Is there a Chrome extension that will save all viewed resources whose URL match a given expression?

7

4

For example, if I wanted to save all PNG files that I come across in Wikipedia articles, I could enter

*.wikipedia.org/*.png

Or if I wanted to save any file with pony in the filename, I could use

*pony*

Does a Chrome extension that provides this functionality exist? Using either wildcards or full-fledged regular expressions for the pattern matching is fairly immaterial.

Bribles

Posted 2011-01-24T23:11:22.910

Reputation: 326

1nit: Those are wild-card or glob expressions.
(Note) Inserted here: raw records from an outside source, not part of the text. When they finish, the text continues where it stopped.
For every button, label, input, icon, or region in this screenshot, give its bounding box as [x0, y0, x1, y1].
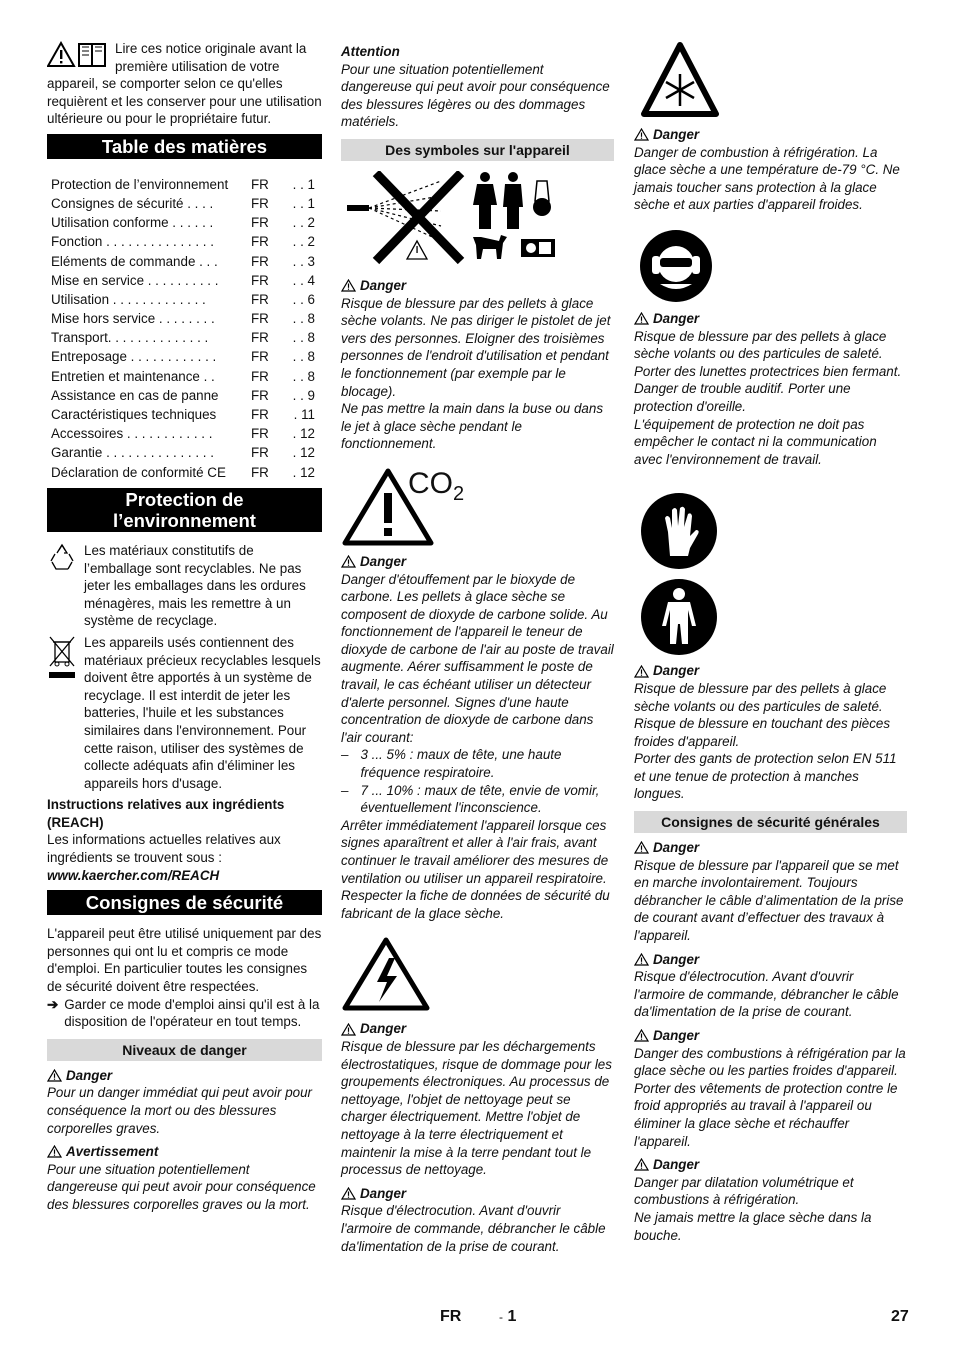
intro-text: Lire ces notice originale avant la première utilisation de votre appareil, se comporter selon ce qu'elles requièrent et les conserver pour une utilisation ultérieure ou pour le propriétaire futur.: [47, 41, 322, 127]
warning-triangle-icon: [634, 953, 649, 966]
danger-text: Risque de blessure par des pellets à glace sèche volants. Ne pas diriger le pistolet de jet vers des personnes. Eloigner des troisièmes personnes de l'endroit d'utilisation et pendant le fonctionnement (par exemple par le blocage).: [341, 295, 611, 399]
danger-text: Porter des gants de protection selon EN 511 et une tenue de protection à manches longues.: [634, 751, 897, 802]
danger-label-row: [47, 1067, 322, 1085]
toc-entry-lang: FR: [251, 387, 269, 403]
column-right: [634, 40, 907, 1244]
toc-row[interactable]: [47, 386, 322, 405]
danger-label-row: [634, 1027, 907, 1045]
danger-label: Danger: [360, 1185, 407, 1201]
danger-label-row: [634, 126, 907, 144]
reach-text: Les informations actuelles relatives aux ingrédients se trouvent sous :: [47, 832, 281, 866]
danger-label-row: [634, 839, 907, 857]
list-item: [341, 746, 614, 781]
danger-text: Arrêter immédiatement l'appareil lorsque ces signes aparaîtrent et aller à l'air frais, avant continuer le travail améliorer des mesures de ventilation ou utiliser un appareil respiratoire.: [341, 817, 609, 886]
toc-entry-title: Protection de l’environnement: [51, 176, 229, 192]
toc-entry-title: Garantie . . . . . . . . . . . . . . .: [51, 445, 214, 461]
warning-triangle-icon: [634, 665, 649, 678]
danger-label-row: [634, 662, 907, 680]
warning-triangle-icon: [341, 1023, 356, 1036]
toc-entry-page: . . 2: [292, 234, 315, 250]
danger-label: Danger: [66, 1067, 113, 1083]
toc-entry-lang: FR: [251, 195, 269, 211]
toc-entry-title: Mise en service . . . . . . . . . .: [51, 272, 219, 288]
co2-warning-pictogram: [341, 467, 614, 547]
danger-text: Risque de blessure par des pellets à glace sèche volants ou des particules de saleté. Porter des lunettes protectrices bien fermant. Danger de trouble auditif. Porter une protection d'oreille.: [634, 328, 902, 414]
co2-label: [408, 467, 464, 511]
danger-label-row: [341, 1020, 614, 1038]
danger-text: Risque de blessure par des pellets à glace sèche volants ou des particules de saleté. Risque de blessure en touchant des pièces froides d'appareil.: [634, 680, 891, 749]
toc-entry-lang: FR: [251, 349, 269, 365]
danger-text: Danger par dilatation volumétrique et combustions à réfrigération.: [634, 1174, 854, 1208]
warning-triangle-icon: [634, 128, 649, 141]
danger-label: Danger: [360, 1021, 407, 1037]
general-safety-heading: Consignes de sécurité générales: [634, 811, 907, 833]
danger-label-row: [634, 310, 907, 328]
danger-label: Danger: [653, 1157, 700, 1173]
list-item: [341, 782, 614, 817]
danger-label-row: [341, 277, 614, 295]
toc-entry-title: Déclaration de conformité CE: [51, 464, 226, 480]
high-voltage-pictogram: [341, 936, 614, 1014]
warning-triangle-icon: [634, 312, 649, 325]
toc-entry-lang: FR: [251, 272, 269, 288]
weee-text: Les appareils usés contiennent des matériaux précieux recyclables lesquels doivent être apportés à un système de recyclage. Il est interdit de jeter les batteries, l'huile et les substances similaires dans l'environnement. Pour cette raison, utiliser des systèmes de collecte adéquats afin d'éliminer les appareils hors d'usage.: [84, 634, 321, 791]
toc-entry-lang: FR: [251, 368, 269, 384]
toc-entry-title: Entreposage . . . . . . . . . . . .: [51, 349, 217, 365]
danger-label: Danger: [653, 840, 700, 856]
toc-row[interactable]: [47, 405, 322, 424]
danger-label-row: [341, 553, 614, 571]
warning-triangle-icon: [634, 841, 649, 854]
toc-entry-page: . . 3: [292, 253, 315, 269]
toc-row[interactable]: [47, 252, 322, 271]
toc-entry-page: . . 8: [292, 349, 315, 365]
environment-heading: Protection de l’environnement: [47, 488, 322, 532]
danger-levels-heading: Niveaux de danger: [47, 1039, 322, 1061]
danger-text: Risque de blessure par l'appareil que se met en marche involontairement. Toujours débrancher le câble d’alimentation de la prise de courant avant d’effectuer des travaux à l'appareil.: [634, 857, 904, 944]
toc-entry-title: Fonction . . . . . . . . . . . . . . .: [51, 234, 214, 250]
danger-text: Danger de combustion à réfrigération. La glace sèche a une température de-79 °C. Ne jamais toucher sans protection à la glace sèche et aux parties d'appareil froides.: [634, 144, 900, 213]
toc-row[interactable]: [47, 348, 322, 367]
toc-entry-page: . . 9: [292, 387, 315, 403]
toc-entry-title: Consignes de sécurité . . . .: [51, 195, 214, 211]
toc-row[interactable]: [47, 424, 322, 443]
danger-label-row: [341, 1185, 614, 1203]
danger-label-row: [634, 1156, 907, 1174]
reach-heading: Instructions relatives aux ingrédients (REACH): [47, 797, 285, 830]
dash-bullet: –: [341, 782, 349, 798]
table-of-contents: [47, 175, 322, 482]
footer-section-page: [499, 1308, 516, 1327]
dash-bullet: –: [341, 747, 349, 763]
toc-entry-lang: FR: [251, 234, 269, 250]
toc-entry-lang: FR: [251, 407, 269, 423]
toc-entry-title: Assistance en cas de panne: [51, 387, 219, 403]
toc-entry-title: Entretien et maintenance . .: [51, 368, 215, 384]
danger-label: Danger: [653, 310, 700, 326]
danger-label: Danger: [653, 127, 700, 142]
toc-row[interactable]: [47, 233, 322, 252]
co2-text: CO: [408, 466, 453, 500]
crossed-bin-icon: [47, 634, 78, 792]
danger-text: L'équipement de protection ne doit pas empêcher le contact ni la communication avec l'environnement de travail.: [634, 416, 877, 467]
footer-dash: -: [499, 1310, 503, 1324]
toc-entry-lang: FR: [251, 464, 269, 480]
safety-heading: Consignes de sécurité: [47, 890, 322, 915]
recycle-icon: [47, 542, 78, 630]
danger-label: Danger: [653, 951, 700, 967]
toc-row[interactable]: [47, 463, 322, 482]
danger-label: Danger: [653, 1028, 700, 1043]
danger-text: Ne jamais mettre la glace sèche dans la bouche.: [634, 1209, 872, 1243]
toc-entry-title: Transport. . . . . . . . . . . . . .: [51, 330, 209, 346]
warning-triangle-icon: [341, 279, 356, 292]
danger-label: Danger: [360, 277, 407, 293]
danger-text: Risque d'électrocution. Avant d'ouvrir l'armoire de commande, débrancher le câble da'limentation de la prise de courant.: [634, 969, 899, 1020]
toc-entry-page: . 12: [292, 464, 315, 480]
footer-local-page: 1: [507, 1308, 517, 1325]
toc-entry-page: . 12: [292, 445, 315, 461]
toc-entry-page: . . 8: [292, 311, 315, 327]
toc-entry-lang: FR: [251, 291, 269, 307]
toc-row[interactable]: [47, 309, 322, 328]
toc-entry-page: . 12: [292, 426, 315, 442]
warning-triangle-icon: [341, 1187, 356, 1200]
danger-label-row: [634, 951, 907, 969]
toc-entry-title: Mise hors service . . . . . . . .: [51, 311, 215, 327]
toc-entry-page: . . 4: [292, 272, 315, 288]
warning-triangle-icon: [341, 555, 356, 568]
danger-text: Danger des combustions à réfrigération par la glace sèche ou les parties froides d'appareil. Porter des vêtements de protection contre le froid appropriés au travail à l'appareil ou éliminer la glace sèche et réchauffer l'appareil.: [634, 1045, 906, 1149]
toc-entry-page: . . 1: [292, 195, 315, 211]
toc-entry-lang: FR: [251, 253, 269, 269]
danger-text: Respecter la fiche de données de sécurité du fabricant de la glace sèche.: [341, 888, 610, 921]
attention-text: Pour une situation potentiellement dangereuse qui peut avoir pour conséquence des blessures légères ou des dommages matériels.: [341, 61, 610, 130]
intro-block: [47, 40, 322, 128]
toc-entry-page: . . 8: [292, 368, 315, 384]
list-item-text: 3 ... 5% : maux de tête, une haute fréquence respiratoire.: [360, 747, 562, 781]
toc-entry-page: . . 8: [292, 330, 315, 346]
danger-text: Risque d'électrocution. Avant d'ouvrir l'armoire de commande, débrancher le câble da'limentation de la prise de courant.: [341, 1203, 606, 1254]
toc-entry-lang: FR: [251, 311, 269, 327]
toc-entry-title: Eléments de commande . . .: [51, 253, 218, 269]
danger-label: Danger: [360, 553, 407, 569]
toc-row[interactable]: [47, 194, 322, 213]
toc-entry-title: Caractéristiques techniques: [51, 407, 217, 423]
warning-label: Avertissement: [66, 1144, 159, 1160]
toc-row[interactable]: [47, 367, 322, 386]
protective-suit-pictogram: [634, 578, 907, 656]
column-left: [47, 40, 322, 1214]
column-middle: [341, 40, 614, 1255]
danger-text: Danger d'étouffement par le bioxyde de carbone. Les pellets à glace sèche se composent de dioxyde de carbone solide. Au fonctionnement de l'appareil le teneur de dioxyde de carbone de l'air au poste de travail augmente. Aérer suffisamment le poste de travail, le cas échéant utiliser un détecteur d'alerte personnel. Signes d'une haute concentration de dioxyde de carbone dans l'air courant:: [341, 571, 614, 745]
co2-subscript: 2: [453, 482, 465, 505]
warning-triangle-icon: [634, 1029, 649, 1042]
gloves-pictogram: [634, 492, 907, 570]
toc-entry-title: Utilisation conforme . . . . . .: [51, 215, 214, 231]
weee-paragraph: [47, 634, 322, 792]
page-number: 27: [891, 1308, 909, 1325]
warning-triangle-icon: [47, 1069, 62, 1082]
toc-row[interactable]: [47, 175, 322, 194]
warning-triangle-icon: [47, 1145, 62, 1158]
toc-entry-lang: FR: [251, 215, 269, 231]
toc-row[interactable]: [47, 290, 322, 309]
toc-entry-page: . 11: [293, 407, 315, 423]
danger-label: Danger: [653, 663, 700, 679]
danger-text: Risque de blessure par les déchargements électrostatiques, risque de dommage pour les groupements électroniques. Au processus de nettoyage, l'objet de nettoyage peut se charger électriquement. Mettre l'objet de nettoyage à la terre électriquement et maintenir la mise à la terre pendant tout le processus de nettoyage.: [341, 1038, 612, 1178]
recycling-paragraph: [47, 542, 322, 630]
toc-entry-page: . . 1: [292, 176, 315, 192]
warning-text: Pour une situation potentiellement dangereuse qui peut avoir pour conséquence des blessures corporelles graves ou la mort.: [47, 1161, 316, 1212]
eye-ear-protection-pictogram: [634, 228, 907, 304]
safety-arrow-paragraph: [47, 996, 322, 1031]
toc-entry-title: Utilisation . . . . . . . . . . . . .: [51, 291, 206, 307]
safety-text: L'appareil peut être utilisé uniquement par des personnes qui ont lu et compris ce mode d'emploi. En particulier toutes les consignes de sécurité doivent être respectées.: [47, 926, 322, 995]
danger-text: Pour un danger immédiat qui peut avoir pour conséquence la mort ou des blessures corporelles graves.: [47, 1085, 312, 1136]
attention-label: Attention: [341, 44, 400, 59]
toc-entry-lang: FR: [251, 176, 269, 192]
toc-row[interactable]: [47, 444, 322, 463]
warning-manual-icon: [47, 41, 109, 71]
arrow-right-icon: ➔: [47, 996, 59, 1012]
warning-label-row: [47, 1143, 322, 1161]
toc-entry-lang: FR: [251, 426, 269, 442]
toc-entry-page: . . 6: [292, 291, 315, 307]
danger-text: Ne pas mettre la main dans la buse ou dans le jet à glace sèche pendant le fonctionnement.: [341, 401, 604, 452]
toc-row[interactable]: [47, 213, 322, 232]
no-spray-at-people-pictogram: [341, 171, 614, 271]
toc-row[interactable]: [47, 328, 322, 347]
toc-entry-page: . . 2: [292, 215, 315, 231]
reach-link[interactable]: www.kaercher.com/REACH: [47, 867, 220, 883]
recycling-text: Les matériaux constitutifs de l’emballage sont recyclables. Ne pas jeter les emballages dans les ordures ménagères, mais les remettre à un système de recyclage.: [84, 542, 306, 629]
safety-arrow-text: Garder ce mode d'emploi ainsi qu'il est à la disposition de l'opérateur en tout temps.: [64, 996, 320, 1030]
toc-row[interactable]: [47, 271, 322, 290]
toc-entry-title: Accessoires . . . . . . . . . . . .: [51, 426, 213, 442]
toc-heading: Table des matières: [47, 134, 322, 159]
cold-hazard-pictogram: [634, 40, 907, 120]
device-symbols-heading: Des symboles sur l'appareil: [341, 139, 614, 161]
footer-language: FR: [440, 1308, 462, 1325]
warning-triangle-icon: [634, 1158, 649, 1171]
list-item-text: 7 ... 10% : maux de tête, envie de vomir, éventuellement l'inconscience.: [360, 782, 600, 816]
toc-entry-lang: FR: [251, 445, 269, 461]
toc-entry-lang: FR: [251, 330, 269, 346]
Do you want them or regexes? (not that I have an answer for you) – Paused until further notice. – 2011-01-24T23:17:04.833

Very fine nit indeed. – Bribles – 2011-01-24T23:20:45.140

I realize now that most extensions I've seen that do pattern matching use wildcards. – Bribles – 2011-01-24T23:27:00.480

Could elaborate on which extensions do pattern matching with wildcards? - I haven't come across any. – palbakulich – 2011-02-11T23:10:23.030

Answers

5

I'm sorry, I haven't found an extension, but in linux you could raid google-chrome's cache for the images - if only from 1 site, clear your cache first then load the pages you want to get images from.

To find google's cache -- use your file manager (thunar / nautilus / whatever ) to navigate to /home/yourusername/.cache/google-chrome/Default/Cache (This is a hidden folder)
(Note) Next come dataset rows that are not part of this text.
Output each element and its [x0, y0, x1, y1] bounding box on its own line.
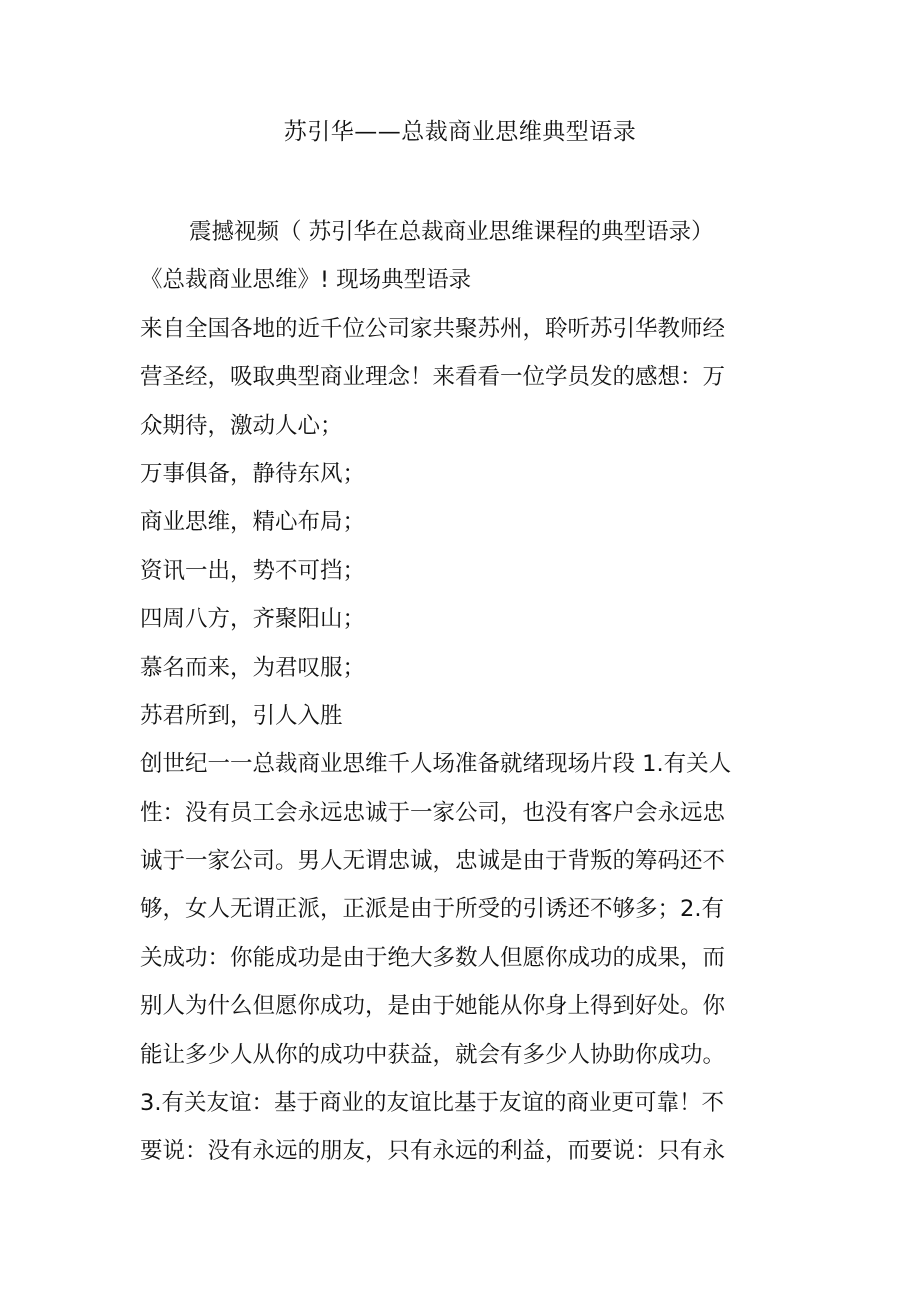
paragraph-line: 来自全国各地的近千位公司家共聚苏州，聆听苏引华教师经 [140, 315, 726, 342]
paragraph-line: 创世纪一一总裁商业思维千人场准备就绪现场片段 1.有关人 [140, 751, 732, 778]
document-body [140, 208, 785, 1176]
verse-line: 资讯一出，势不可挡； [140, 557, 366, 584]
paragraph-line: 能让多少人从你的成功中获益，就会有多少人协助你成功。 [140, 1041, 726, 1068]
verse-line: 四周八方，齐聚阳山； [140, 606, 366, 633]
paragraph-line: 诚于一家公司。男人无谓忠诚，忠诚是由于背叛的筹码还不 [140, 848, 726, 875]
paragraph-line: 性：没有员工会永远忠诚于一家公司，也没有客户会永远忠 [140, 799, 726, 826]
paragraph-line: 别人为什么但愿你成功，是由于她能从你身上得到好处。你 [140, 993, 726, 1020]
paragraph-line: 众期待，激动人心； [140, 412, 343, 439]
paragraph-line: 够，女人无谓正派，正派是由于所受的引诱还不够多；2.有 [140, 896, 724, 923]
document-title: 苏引华——总裁商业思维典型语录 [283, 119, 637, 145]
paragraph-line: 关成功：你能成功是由于绝大多数人但愿你成功的成果，而 [140, 944, 726, 971]
paragraph-line: 营圣经，吸取典型商业理念！来看看一位学员发的感想：万 [140, 364, 726, 391]
verse-line: 慕名而来，为君叹服； [140, 654, 366, 681]
paragraph-line: 要说：没有永远的朋友，只有永远的利益，而要说：只有永 [140, 1138, 726, 1165]
subtitle-line: 震撼视频（ 苏引华在总裁商业思维课程的典型语录） [189, 219, 714, 245]
paragraph-line: 3.有关友谊：基于商业的友谊比基于友谊的商业更可靠！不 [140, 1090, 724, 1117]
verse-line: 苏君所到，引人入胜 [140, 702, 343, 729]
verse-line: 万事俱备，静待东风； [140, 460, 366, 487]
heading-line: 《总裁商业思维》! 现场典型语录 [140, 267, 472, 294]
verse-line: 商业思维，精心布局； [140, 509, 366, 536]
Now that you know where all those downloaded images and stuffs have gone lets see if we can get them out of there, and rename them with proper extensions (your gonna have to rename each one to something comprehensible) HERE Goes... -->

Example 1: to find JPEG files under /home/yourusername/.cache/google-chrome/Default/Cache

open a terminal... cd /home/yourusername/.cache/google-chrome/Default/Cache

 find -type f -print0 | xargs -0 file -i | grep -i JPEG | awk {'print $1'} | sed 's/^..//g' | sed 's/.$//g' > /tmp/FILESTOMOVE.txt

The command explained...

  1. find -type f = find files

  2. xarg -0 file -i = output the mime type

  3. grep -i JPEG = only show give me JPEG files

  4. awk {'print $1'} | sed 's/^..//g' | sed 's/.$//g' = tidy up file names

  5. > /tmp/FILESTOMOVE.txt = create a filelist for moving.

    Just change grep -i JPEG to PNG or GIF or FLASH etc --- the -i flag denotes case-insensitive (so you could just use grep -i jpeg / png / gif etc)

Now you have a list of files... I have a little command I use to move that list to somewhere.

#!/bin/bash

IFS=$'\n'
mkdir -p /home/yourusername/Downloads/saved_from_google_cache/
if [ -f /tmp/FILESTOMOVE.txt ];then
     cat /tmp/FILESTOMOVE.txt |
     while read newfile; 
     do
        mv $newfile /home/yourusername/Downloads/saved_from_google_cache/
    done
fi

Save it as move_google_cached in /usr/bin or /usr/sbin and chmod 755 move_google_cached

palbakulich

Posted 2011-01-24T23:11:22.910

Reputation: 545

1

I ended up creating a Perl script using HTTP::Proxy. It was pretty easy using the examples, but there is the hassle of changing your proxy settings every time you need to use it.

Bribles

Posted 2011-01-24T23:11:22.910

Reputation: 326

0

Not really what you asked for, but I think it bears mentioning. The best extension I have seen is actually for Firefox and it's called BatchDownload. It provides wildcards to generate download URLs (like curl) and will also allow you to do substring matching to all the links on a given page. I find it quite useful.